Actionnariat salarié : le numérique réduira les coûts de gestion

Les motivations des salariés à souscrire aux plans sont liées à la confiance qu’ils ont dans l’avenir de leur entreprise et à l’attractivité financière de l’offre qui leur est faite. La communication est donc le facteur clé de réussite des plans d’actionnariat salarié, estime le cabinet Towers Watson. Les employeurs misent sur le numérique pour se rapprocher des salariés actionnaires et faire pour faire baisser les coûts de gestion.

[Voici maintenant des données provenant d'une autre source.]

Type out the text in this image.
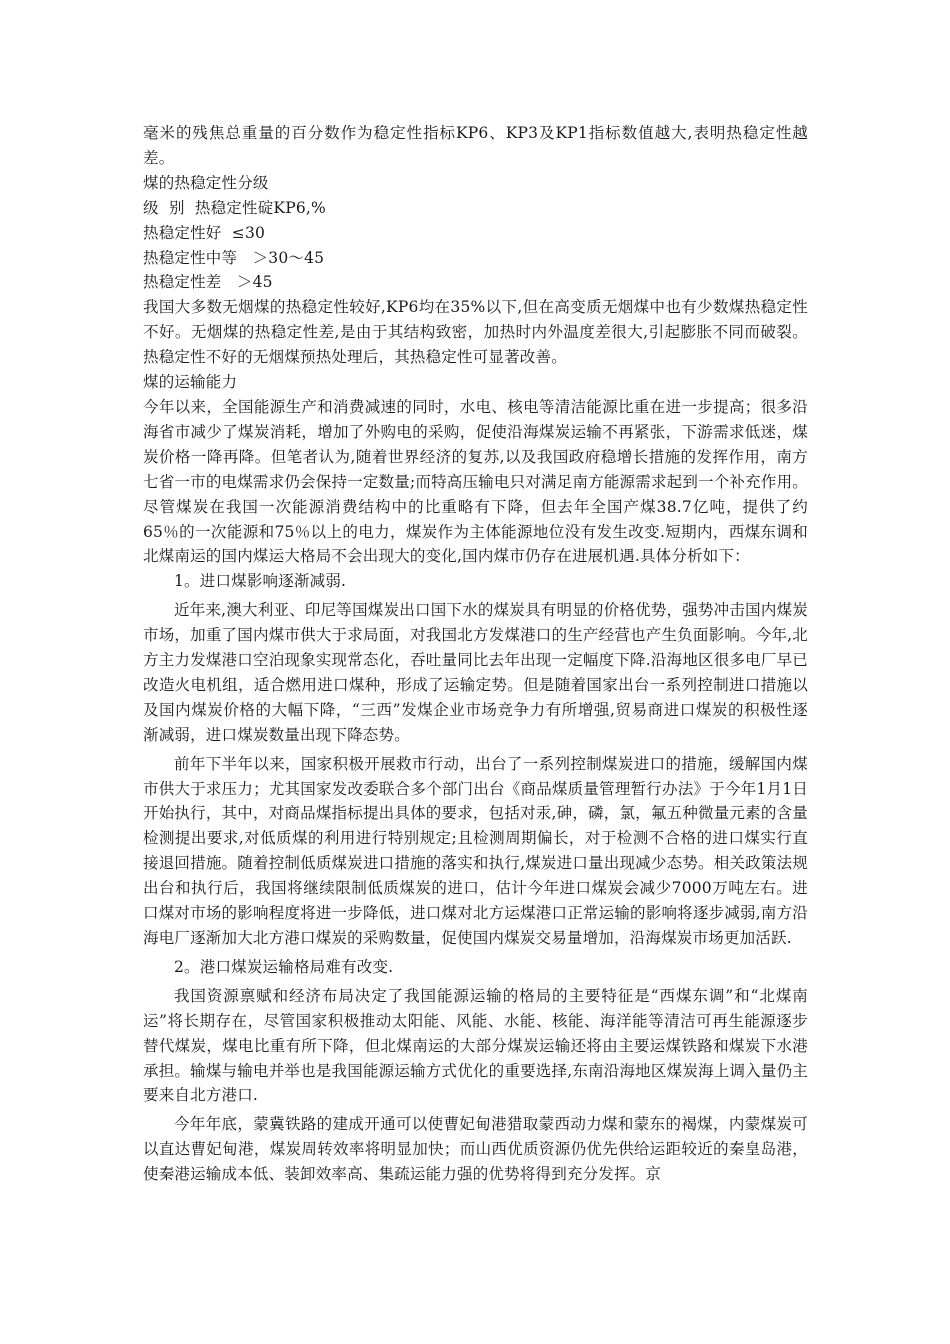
毫米的残焦总重量的百分数作为稳定性指标KP6、KP3及KP1指标数值越大,表明热稳定性越差。
煤的热稳定性分级
级  别  热稳定性碇KP6,%
热稳定性好  ≤30
热稳定性中等   ＞30～45
热稳定性差   ＞45
我国大多数无烟煤的热稳定性较好,KP6均在35%以下,但在高变质无烟煤中也有少数煤热稳定性不好。无烟煤的热稳定性差,是由于其结构致密，加热时内外温度差很大,引起膨胀不同而破裂。热稳定性不好的无烟煤预热处理后，其热稳定性可显著改善。
煤的运输能力
今年以来，全国能源生产和消费减速的同时，水电、核电等清洁能源比重在进一步提高；很多沿海省市减少了煤炭消耗，增加了外购电的采购，促使沿海煤炭运输不再紧张，下游需求低迷，煤炭价格一降再降。但笔者认为,随着世界经济的复苏,以及我国政府稳增长措施的发挥作用，南方七省一市的电煤需求仍会保持一定数量;而特高压输电只对满足南方能源需求起到一个补充作用。尽管煤炭在我国一次能源消费结构中的比重略有下降，但去年全国产煤38.7亿吨，提供了约65％的一次能源和75％以上的电力，煤炭作为主体能源地位没有发生改变.短期内，西煤东调和北煤南运的国内煤运大格局不会出现大的变化,国内煤市仍存在进展机遇.具体分析如下：
1。进口煤影响逐渐减弱.
近年来,澳大利亚、印尼等国煤炭出口国下水的煤炭具有明显的价格优势，强势冲击国内煤炭市场，加重了国内煤市供大于求局面，对我国北方发煤港口的生产经营也产生负面影响。今年,北方主力发煤港口空泊现象实现常态化，吞吐量同比去年出现一定幅度下降.沿海地区很多电厂早已改造火电机组，适合燃用进口煤种，形成了运输定势。但是随着国家出台一系列控制进口措施以及国内煤炭价格的大幅下降，“三西”发煤企业市场竞争力有所增强,贸易商进口煤炭的积极性逐渐减弱，进口煤炭数量出现下降态势。
前年下半年以来，国家积极开展救市行动，出台了一系列控制煤炭进口的措施，缓解国内煤市供大于求压力；尤其国家发改委联合多个部门出台《商品煤质量管理暂行办法》于今年1月1日开始执行，其中，对商品煤指标提出具体的要求，包括对汞,砷，磷，氯，氟五种微量元素的含量检测提出要求,对低质煤的利用进行特别规定;且检测周期偏长，对于检测不合格的进口煤实行直接退回措施。随着控制低质煤炭进口措施的落实和执行,煤炭进口量出现减少态势。相关政策法规出台和执行后，我国将继续限制低质煤炭的进口，估计今年进口煤炭会减少7000万吨左右。进口煤对市场的影响程度将进一步降低，进口煤对北方运煤港口正常运输的影响将逐步减弱,南方沿海电厂逐渐加大北方港口煤炭的采购数量，促使国内煤炭交易量增加，沿海煤炭市场更加活跃.
2。港口煤炭运输格局难有改变.
我国资源禀赋和经济布局决定了我国能源运输的格局的主要特征是“西煤东调”和“北煤南运”将长期存在，尽管国家积极推动太阳能、风能、水能、核能、海洋能等清洁可再生能源逐步替代煤炭，煤电比重有所下降，但北煤南运的大部分煤炭运输还将由主要运煤铁路和煤炭下水港承担。输煤与输电并举也是我国能源运输方式优化的重要选择,东南沿海地区煤炭海上调入量仍主要来自北方港口.
今年年底，蒙冀铁路的建成开通可以使曹妃甸港猎取蒙西动力煤和蒙东的褐煤，内蒙煤炭可以直达曹妃甸港，煤炭周转效率将明显加快；而山西优质资源仍优先供给运距较近的秦皇岛港，使秦港运输成本低、装卸效率高、集疏运能力强的优势将得到充分发挥。京
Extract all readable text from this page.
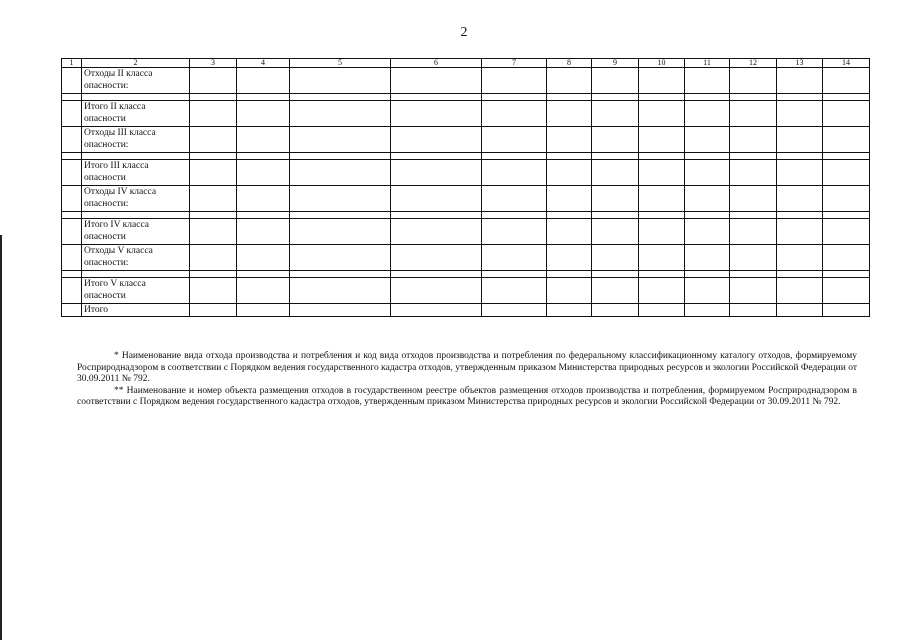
2
1	2	3	4	5	6	7	8	9	10	11	12	13	14
	Отходы II класса опасности:												

	Итого II класса опасности												
	Отходы III класса опасности:												

	Итого III класса опасности												
	Отходы IV класса опасности:												

	Итого IV класса опасности												
	Отходы V класса опасности:												

	Итого V класса опасности												
	Итого												

* Наименование вида отхода производства и потребления и код вида отходов производства и потребления по федеральному классификационному каталогу отходов, формируемому Росприроднадзором в соответствии с Порядком ведения государственного кадастра отходов, утвержденным приказом Министерства природных ресурсов и экологии Российской Федерации от 30.09.2011 № 792.

** Наименование и номер объекта размещения отходов в государственном реестре объектов размещения отходов производства и потребления, формируемом Росприроднадзором в соответствии с Порядком ведения государственного кадастра отходов, утвержденным приказом Министерства природных ресурсов и экологии Российской Федерации от 30.09.2011 № 792.
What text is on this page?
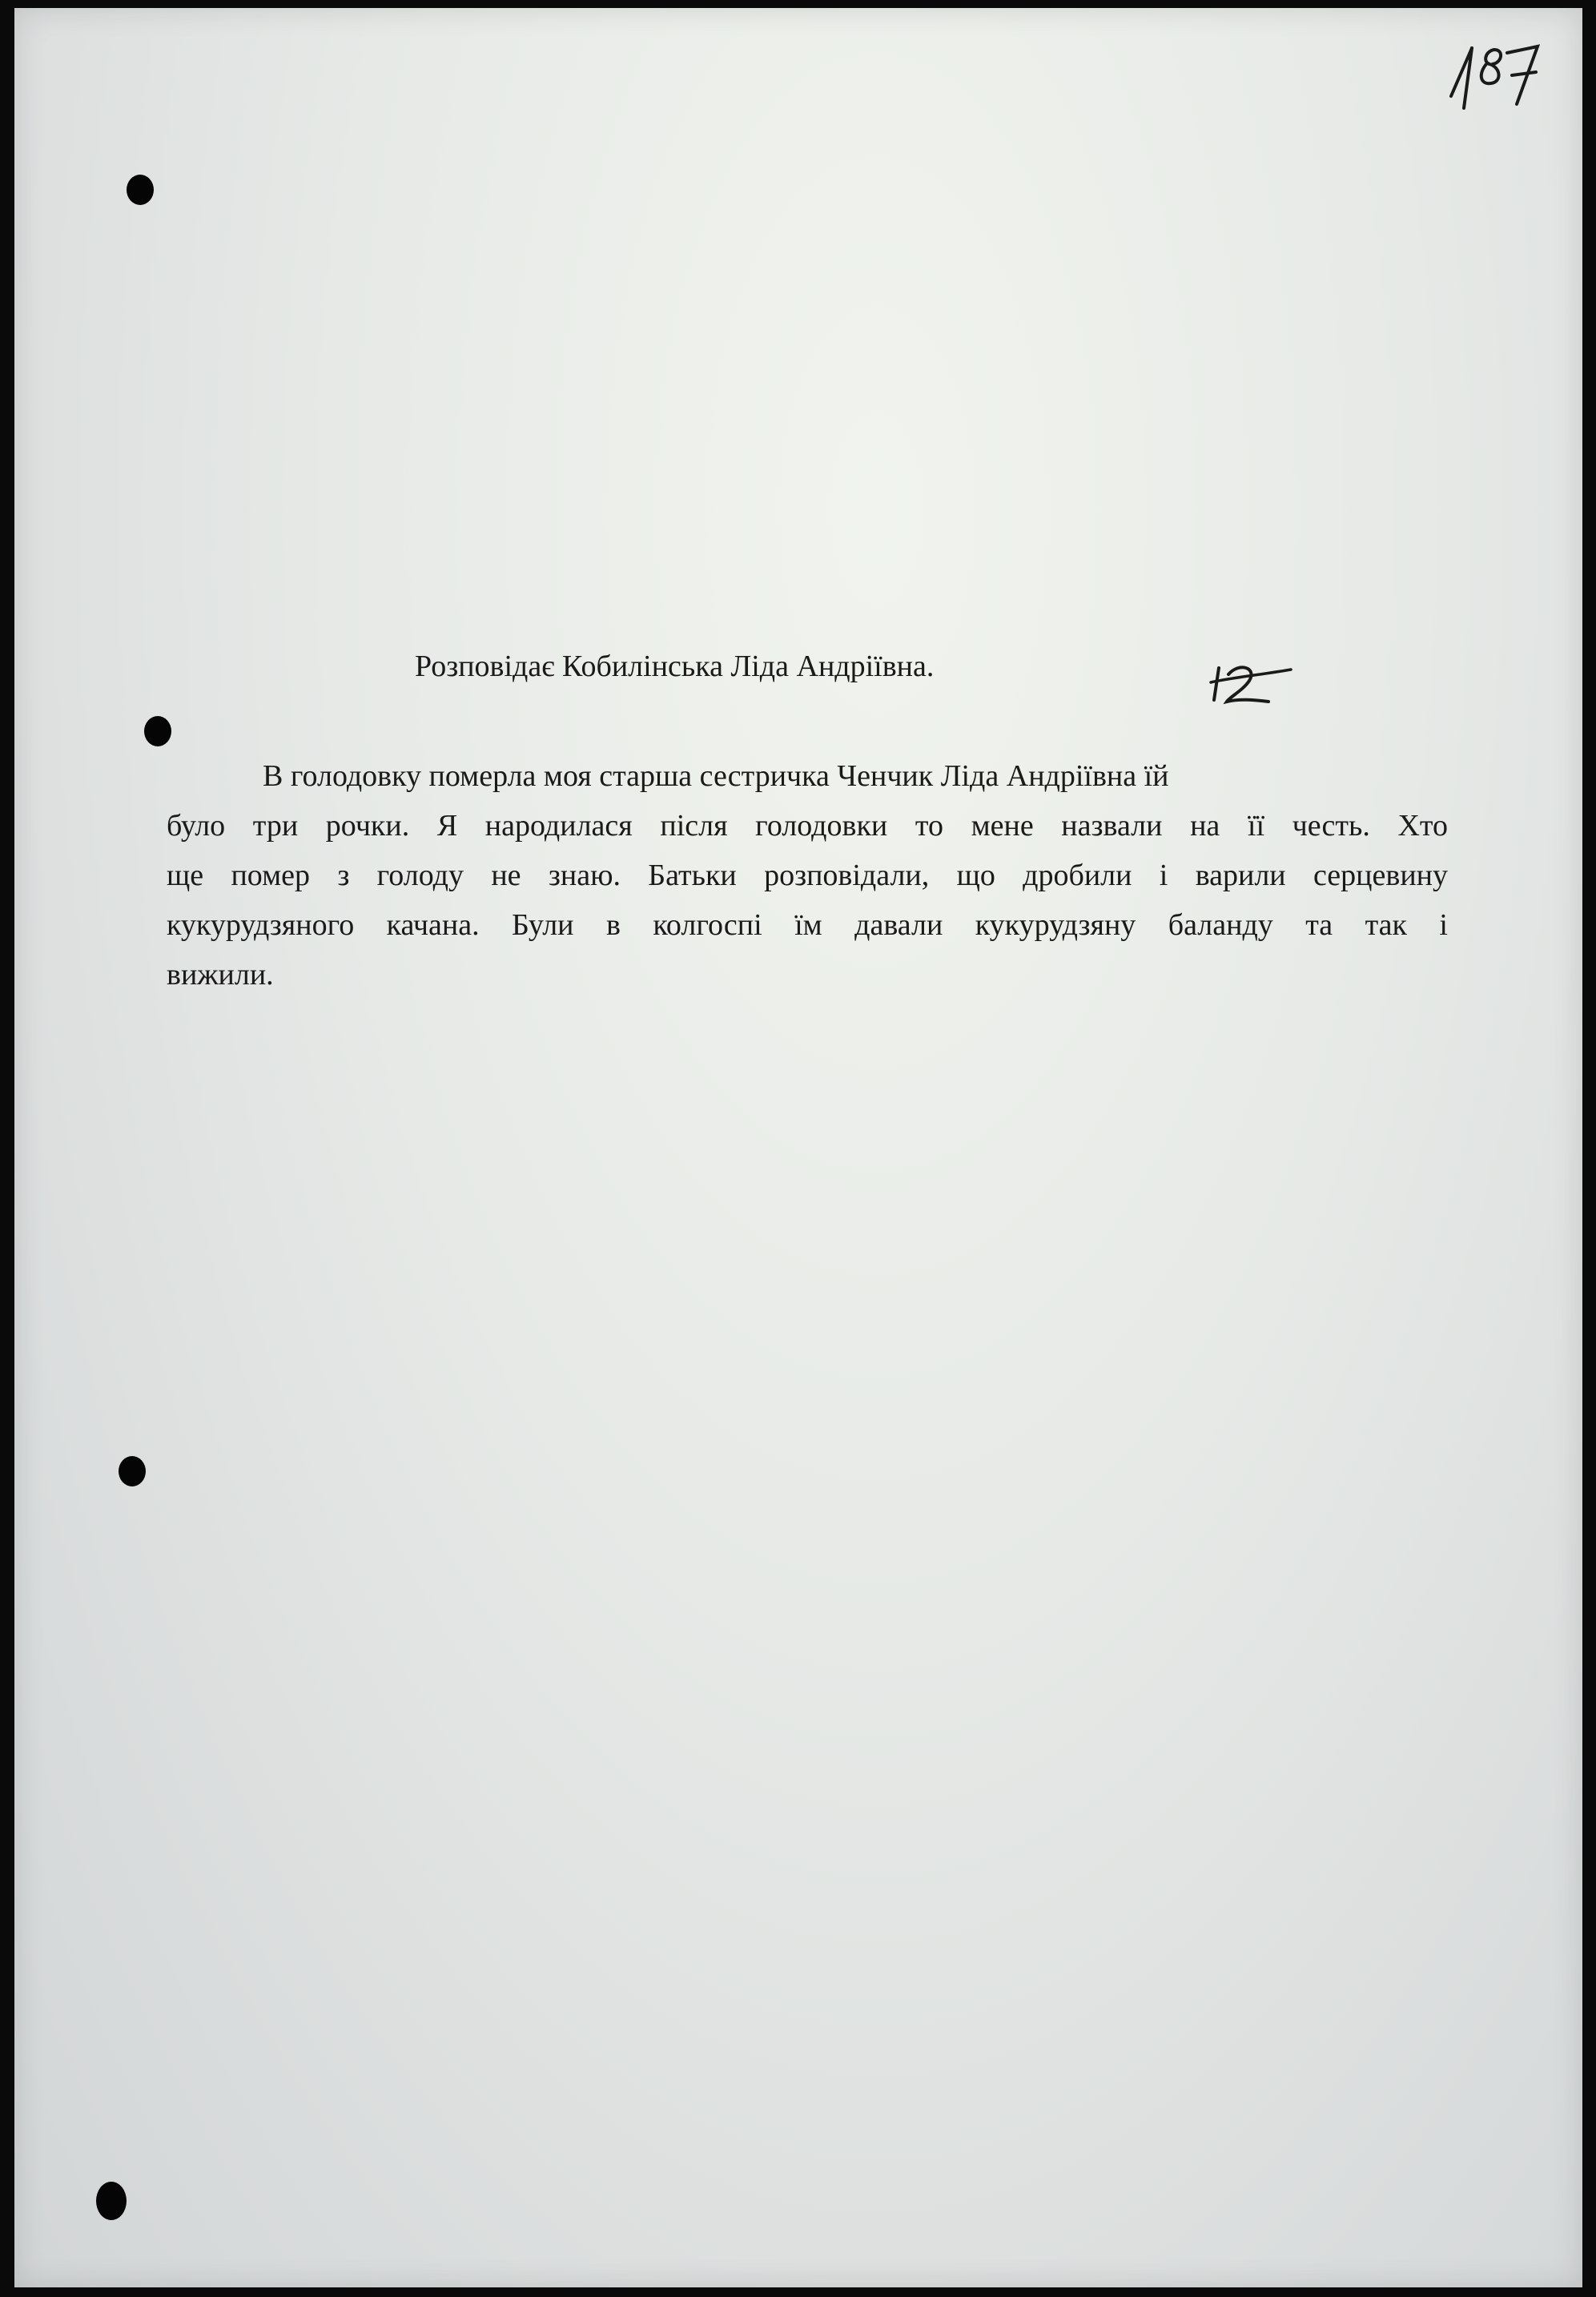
Розповідає Кобилінська Ліда Андріївна.
В голодовку померла моя старша сестричка Ченчик Ліда Андріївна їй
було три рочки. Я народилася після голодовки то мене назвали на її честь. Хто
ще помер з голоду не знаю. Батьки розповідали, що дробили і варили серцевину
кукурудзяного качана. Були в колгоспі їм давали кукурудзяну баланду та так і
вижили.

D’après l’enquête menée par Towers Watson, la part moyenne du capital détenu par les salariés est de 3,5% et la moyenne du taux de souscription sur les dernières opérations est de 31%. Six groupes sur dix possèdent une équipe dédiée à l’actionnariat salarié. 81% des grandes entreprises pensent que les offres à levier sont toujours trop complexes et difficiles à expliquer aux salariés avec les outils de communication existants. Enfin, seuls 4 groupes sur 10 sont certains de poursuivre une politique d’actionnariat salarié, ce qui offre moins de visibilité que par le passé.

 

Des raisons financières et émotionnelles décident les salariés à souscrire aux plans d’actionnariat salarié. Les facteurs financiers prioritaires dans le choix des salariés sont l’abondement suivi de la décote et de la garantie de récupérer son apport personnel tandis que les facteurs d’engagement prioritaires sont la confiance dans l’avenir du groupe puis le soutien des managers locaux et la fierté d’appartenance.

 

A l’inverse, les principaux freins à la souscription sont le manque d’argent puis le risque associé aux actions suivi du blocage de 5 ans et de la fiscalité locale. Ces différents éléments rendent nécessaires une communication plus ciblée et sur mesure en fonction des pays et des réglementations locales. Enfin, si trois groupes sur quatre considèrent que l’actionnariat n’a pas d’influence directe sur l’engagement des salariés, ils pensent qu’il renforce la fierté d’appartenance.

 

Pour 88% des entreprises interrogées, la charge de travail engendrée par un plan d’actionnariat salarié est en ligne avec les bénéfices attendus. Le retour sur investissement est très variable selon les plans. On bnote une forte amplitude du budget communication par salarié. Cela va de 1 à 48 selon les émetteurs. Résultat : le budget global consacré aux plans varie lui aussi énormément d’un groupe à l’autre (de 9€ à 2150€) pour un coût médian par salarié et par plan de 93€.

 

Deux entreprises sur trois sont passées à la gestion numérique et offrent la possibilité de s’informer et de souscrire en ligne. Les responsables de l’actionnariat salarié considèrent que d’ici deux ans le digital aura remplacé le papier. L’idée d’un site permanent dédié à ces plans fait lentement son chemin et existe déjà pour 25% des groupes. La mesure des connections des salariés commence à entrer dans les usages avec près de 2/3 des groupes qui suivent les connections des salariés. Ainsi, la dématérialisation totale de la communication est en marche permettant une communication personnalisée et une réduction des coûts.« L’actionnariat salarié n’échappera pas à la révolution numérique en cours. Le triptyque unité de temps, de lieu et d’action qui caractérisait la communication des plans a vécu. Nous entrons dans l’ère de la communication mobile, personnalisée et interactive pour tous, cols bleus ou cols blancs » souligne Rodolphe Delacroix, directeur de l’activité actionnariat salarié de Towers Watson.